Some studies have applied deep learning to the analysis of tongue images, but deep learning is yet to be applied to the clinical interpretation of tongue diagnoses in TCM. For example, Meng et al. designed the CHDNet model, which combined deep learning and support vector machine classifiers to extract and classify tongue features [13]. However, the digital features extracted by this model did not visualize the tongue features mentioned in TCM. As a consequence, these digital features could not be applied to clinical inspection diagnosis. Additionally, the classification results showed either “gastritis” or “no gastritis”, which were not related to either the name of a disease or diagnosis in TCM. Hou et al. analyzed tongue color using deep learning, outperforming the conventional methods [14]. The present study applied deep learning visualization techniques to tongue diagnosis, and used specific tongue features as reported by TCM physicians as an example to determine whether those features existed, and to locate the region where they were distributed. We used a well-known deep learning model named ResNet50 to discover and localize tongue fissures. [17] To our knowledge, this is the only study that has applied deep learning visualization techniques to tongue diagnosis in TCM.

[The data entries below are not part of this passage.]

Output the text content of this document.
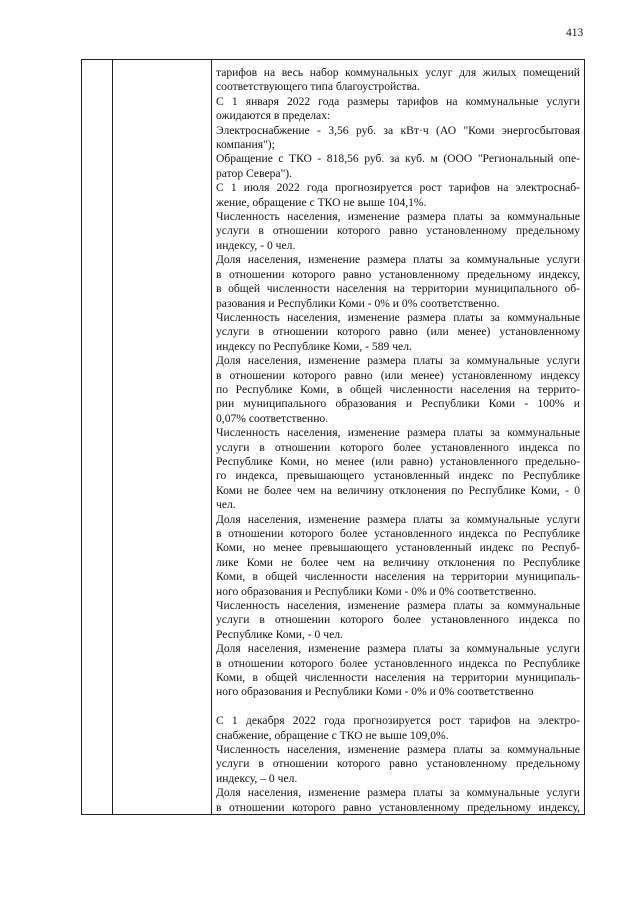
413
тарифов на весь набор коммунальных услуг для жилых помещений
соответствующего типа благоустройства.
С 1 января 2022 года размеры тарифов на коммунальные услуги
ожидаются в пределах:
Электроснабжение - 3,56 руб. за кВт·ч (АО "Коми энергосбытовая
компания");
Обращение с ТКО - 818,56 руб. за куб. м (ООО "Региональный опе-
ратор Севера").
С 1 июля 2022 года прогнозируется рост тарифов на электроснаб-
жение, обращение с ТКО не выше 104,1%.
Численность населения, изменение размера платы за коммунальные
услуги в отношении которого равно установленному предельному
индексу, - 0 чел.
Доля населения, изменение размера платы за коммунальные услуги
в отношении которого равно установленному предельному индексу,
в общей численности населения на территории муниципального об-
разования и Республики Коми - 0% и 0% соответственно.
Численность населения, изменение размера платы за коммунальные
услуги в отношении которого равно (или менее) установленному
индексу по Республике Коми, - 589 чел.
Доля населения, изменение размера платы за коммунальные услуги
в отношении которого равно (или менее) установленному индексу
по Республике Коми, в общей численности населения на террито-
рии муниципального образования и Республики Коми - 100% и
0,07% соответственно.
Численность населения, изменение размера платы за коммунальные
услуги в отношении которого более установленного индекса по
Республике Коми, но менее (или равно) установленного предельно-
го индекса, превышающего установленный индекс по Республике
Коми не более чем на величину отклонения по Республике Коми, - 0
чел.
Доля населения, изменение размера платы за коммунальные услуги
в отношении которого более установленного индекса по Республике
Коми, но менее превышающего установленный индекс по Респуб-
лике Коми не более чем на величину отклонения по Республике
Коми, в общей численности населения на территории муниципаль-
ного образования и Республики Коми - 0% и 0% соответственно.
Численность населения, изменение размера платы за коммунальные
услуги в отношении которого более установленного индекса по
Республике Коми, - 0 чел.
Доля населения, изменение размера платы за коммунальные услуги
в отношении которого более установленного индекса по Республике
Коми, в общей численности населения на территории муниципаль-
ного образования и Республики Коми - 0% и 0% соответственно
С 1 декабря 2022 года прогнозируется рост тарифов на электро-
снабжение, обращение с ТКО не выше 109,0%.
Численность населения, изменение размера платы за коммунальные
услуги в отношении которого равно установленному предельному
индексу, – 0 чел.
Доля населения, изменение размера платы за коммунальные услуги
в отношении которого равно установленному предельному индексу,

Deep learning has been widely used in image classification. Using tongue fissures as an example, a deep neural network model—after the training is completed—can determine whether any tongue image contains tongue fissures, but it is unable to provide a clear basis for users to understand its logic. Essentially, the model functions as a black box that does not allow intuitive interpretation. For example, if the model identifies a certain tongue image as having a tongue fissure, but the user visually interprets it as having no tongue fissure, then the user cannot understand why the model arrived at that interpretation. An explanation might be that perhaps the tongue fissures identified by the model are vague, and cannot be easily spotted through manual inspection. On the other hand, if an incorrect judgment is made by the model, it would be very difficult for the user and the engineer to correct the model. Therefore, many studies have attempted to increase the interpretability of deep neural networks through various types of algorithms, such as visualization. For instance, Zhou et al. proposed Class Activation Mapping (CAM), which is able to locate class-specific regions in images [15]. However, CAM requires a neural network to satisfy specific requirements, i.e., a fully-convolutional neural network followed by a global average pooling layer and then a linear prediction layer. Hence, the network model often requires modifications. In another study, Selvaraju et al. proposed Gradient-weighted Class Activation Mapping (Grad-CAM), which is a generalization of CAM that may be easily applied to any existing neural network model without having to modify and train it [16]. Grad-CAM uses the gradient information of the last convolutional layer to differentiate the importance of each neuron and heat maps to show the degree of correlation between each region and class-specific regions. For example, red represents high specificity, while blue represents low specificity.
There were some limitations in this study. If tongue segmentation can be performed on tongue images first, where only the tongue in the image is retained, fissures outside the tongue will not interfere with the learning process of the neural network, and the localization of tongue fissures should be more accurate. However, the quality of localization cannot be accurately assessed because large numbers of tongue fissure images which have been recognized by the academic community in TCM, or on which consensus has been reached and marked, are currently not available as ground truths. As a result, inter-observer agreement is not high; hence, it is not easy to obtain consistent ground truths [9]. But automatic tongue fissure localization still can be used as a screen tool in a medical environment without experienced TCM.